また出力形式を固定したい時にも、ファインチューニングが役立ちます。例えば、ChatGPTで特定のデータを「JSON形式で出力してください」と依頼すると、前置きの文章など余計な回答結果が出力されてしまうこともあります。
ファインチューニングによってこれらの微調整を行うことで、出力形式を固定することも可能です。
【参考】:OpenAI ドキュメント ファインチューニングについて
専門性に特化した処理を行いたいとき
例えば法律をはじめとする業界に特化した処理を行いたい場合、これまでの事例や深い知識が必要です。
このような場合、専門領域のデータを追加で読み込ませることで、より精度の高いAIモデルを作成できます。
【参考】:OpenAI ドキュメント ファインチューニングについて
コストを削減しつつ精度の高いAIモデルを作成したいとき
AIモデルを比較すると、精度の高いモデルはコストがかかる傾向にあります。例えば、GPT-3.5とGPT-4を比較すると、GPT-4の方が高精度ではあるものの、コストがかかります。
しかし、GPT-3.5をファインチューニングでトレーニングすれば、GPT-4に匹敵するパフォーマンスを実現することも可能です。限られた予算で、精度の高いAIモデルを運用したい時にも、ファインチューニングは有効でしょう。

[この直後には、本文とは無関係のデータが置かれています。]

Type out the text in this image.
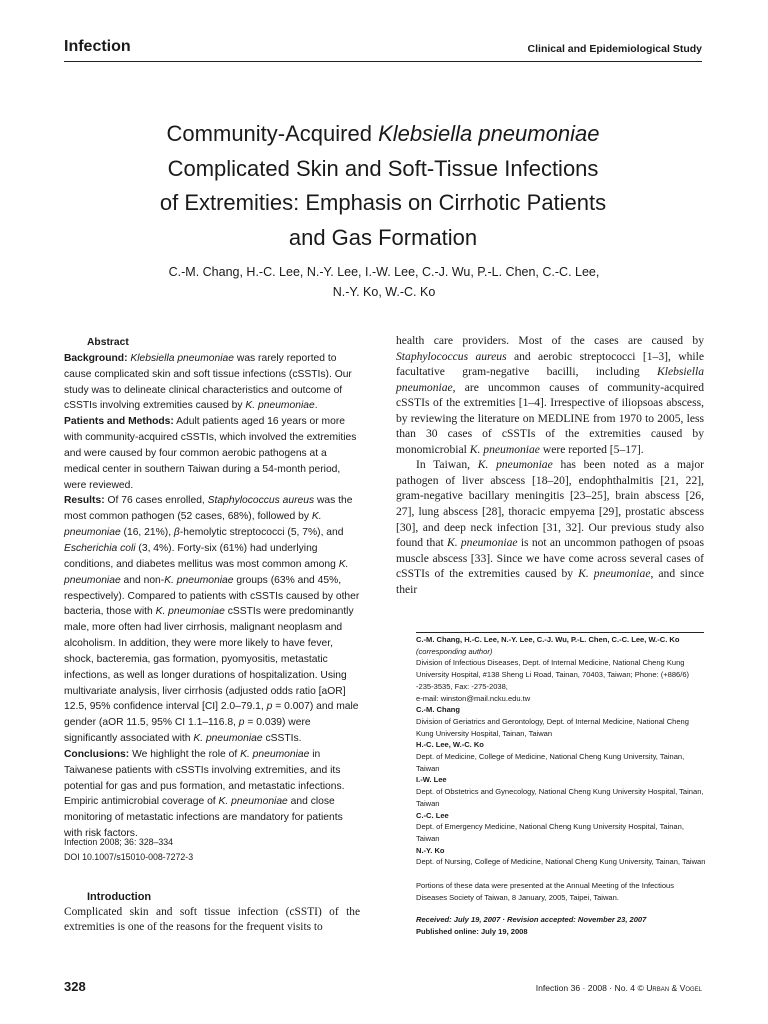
Infection	Clinical and Epidemiological Study
Community-Acquired Klebsiella pneumoniae
Complicated Skin and Soft-Tissue Infections
of Extremities: Emphasis on Cirrhotic Patients
and Gas Formation
C.-M. Chang, H.-C. Lee, N.-Y. Lee, I.-W. Lee, C.-J. Wu, P.-L. Chen, C.-C. Lee,
N.-Y. Ko, W.-C. Ko
Abstract
Background: Klebsiella pneumoniae was rarely reported to cause complicated skin and soft tissue infections (cSSTIs). Our study was to delineate clinical characteristics and outcome of cSSTIs involving extremities caused by K. pneumoniae.
Patients and Methods: Adult patients aged 16 years or more with community-acquired cSSTIs, which involved the extremities and were caused by four common aerobic pathogens at a medical center in southern Taiwan during a 54-month period, were reviewed.
Results: Of 76 cases enrolled, Staphylococcus aureus was the most common pathogen (52 cases, 68%), followed by K. pneumoniae (16, 21%), β-hemolytic streptococci (5, 7%), and Escherichia coli (3, 4%). Forty-six (61%) had underlying conditions, and diabetes mellitus was most common among K. pneumoniae and non-K. pneumoniae groups (63% and 45%, respectively). Compared to patients with cSSTIs caused by other bacteria, those with K. pneumoniae cSSTIs were predominantly male, more often had liver cirrhosis, malignant neoplasm and alcoholism. In addition, they were more likely to have fever, shock, bacteremia, gas formation, pyomyositis, metastatic infections, as well as longer durations of hospitalization. Using multivariate analysis, liver cirrhosis (adjusted odds ratio [aOR] 12.5, 95% confidence interval [CI] 2.0–79.1, p = 0.007) and male gender (aOR 11.5, 95% CI 1.1–116.8, p = 0.039) were significantly associated with K. pneumoniae cSSTIs.
Conclusions: We highlight the role of K. pneumoniae in Taiwanese patients with cSSTIs involving extremities, and its potential for gas and pus formation, and metastatic infections. Empiric antimicrobial coverage of K. pneumoniae and close monitoring of metastatic infections are mandatory for patients with risk factors.
Infection 2008; 36: 328–334
DOI 10.1007/s15010-008-7272-3
Introduction
Complicated skin and soft tissue infection (cSSTI) of the extremities is one of the reasons for the frequent visits to

health care providers. Most of the cases are caused by Staphylococcus aureus and aerobic streptococci [1–3], while facultative gram-negative bacilli, including Klebsiella pneumoniae, are uncommon causes of community-acquired cSSTIs of the extremities [1–4]. Irrespective of iliopsoas abscess, by reviewing the literature on MEDLINE from 1970 to 2005, less than 30 cases of cSSTIs of the extremities caused by monomicrobial K. pneumoniae were reported [5–17].

In Taiwan, K. pneumoniae has been noted as a major pathogen of liver abscess [18–20], endophthalmitis [21, 22], gram-negative bacillary meningitis [23–25], brain abscess [26, 27], lung abscess [28], thoracic empyema [29], prostatic abscess [30], and deep neck infection [31, 32]. Our previous study also found that K. pneumoniae is not an uncommon pathogen of psoas muscle abscess [33]. Since we have come across several cases of cSSTIs of the extremities caused by K. pneumoniae, and since their

C.-M. Chang, H.-C. Lee, N.-Y. Lee, C.-J. Wu, P.-L. Chen, C.-C. Lee, W.-C. Ko (corresponding author)
Division of Infectious Diseases, Dept. of Internal Medicine, National Cheng Kung University Hospital, #138 Sheng Li Road, Tainan, 70403, Taiwan; Phone: (+886/6) -235-3535, Fax: -275-2038,
e-mail: winston@mail.ncku.edu.tw
C.-M. Chang
Division of Geriatrics and Gerontology, Dept. of Internal Medicine, National Cheng Kung University Hospital, Tainan, Taiwan
H.-C. Lee, W.-C. Ko
Dept. of Medicine, College of Medicine, National Cheng Kung University, Tainan, Taiwan
I.-W. Lee
Dept. of Obstetrics and Gynecology, National Cheng Kung University Hospital, Tainan, Taiwan
C.-C. Lee
Dept. of Emergency Medicine, National Cheng Kung University Hospital, Tainan, Taiwan
N.-Y. Ko
Dept. of Nursing, College of Medicine, National Cheng Kung University, Tainan, Taiwan
Portions of these data were presented at the Annual Meeting of the Infectious Diseases Society of Taiwan, 8 January, 2005, Taipei, Taiwan.
Received: July 19, 2007 · Revision accepted: November 23, 2007
Published online: July 19, 2008
328	Infection 36 · 2008 · No. 4 © Urban & Vogel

【参考】:OpenAI ドキュメント ファインチューニングについて
ChatGPTのファインチューニングを行う際の注意点
ChatGPTをファインチューニングするメリットなどは分かりました。しかし、その一方でセキュリティ面などで気をつけるべきポイントがあります。ここでは、ファインチューニングの際に気をつけるべきことをまとめました。
著作権などを侵害していないか
ファインチューニングの際には、追加するデータが著作権や知的財産権を侵害していないか確認する必要があります。その他にも、法律的な側面には十分注意したうえで、ファインチューニングを行いましょう。
セキュリティ面の確認
ファインチューニングを実施するときには、セキュリティ面にも十分注意を払いましょう。外部からの攻撃を受けたり、担当者以外がアクセスできたりする状態で開発を行うのは非常に危険です。
特に企業でファインチューニングを行う場合は、セキュリティ分野の知識を持つエンジニアや担当者が作業を行う必要があります。
ChatGPTのファインチューニングを利用してみよう
ChatGPTの言語モデルにファインチューニングを行えば、より高精度で最適化されたAIモデルを作成できます。
ファインチューニングの際には追加分のデータセットが必要ですが、1からAIモデルを作成する労力と比較すれば、より簡単に作成できます。
自社でChatGPTを利用しているものの、もっと高精度で使いやすいツールにしたい場合は、ぜひファインチューニングにチャレンジしてみましょう。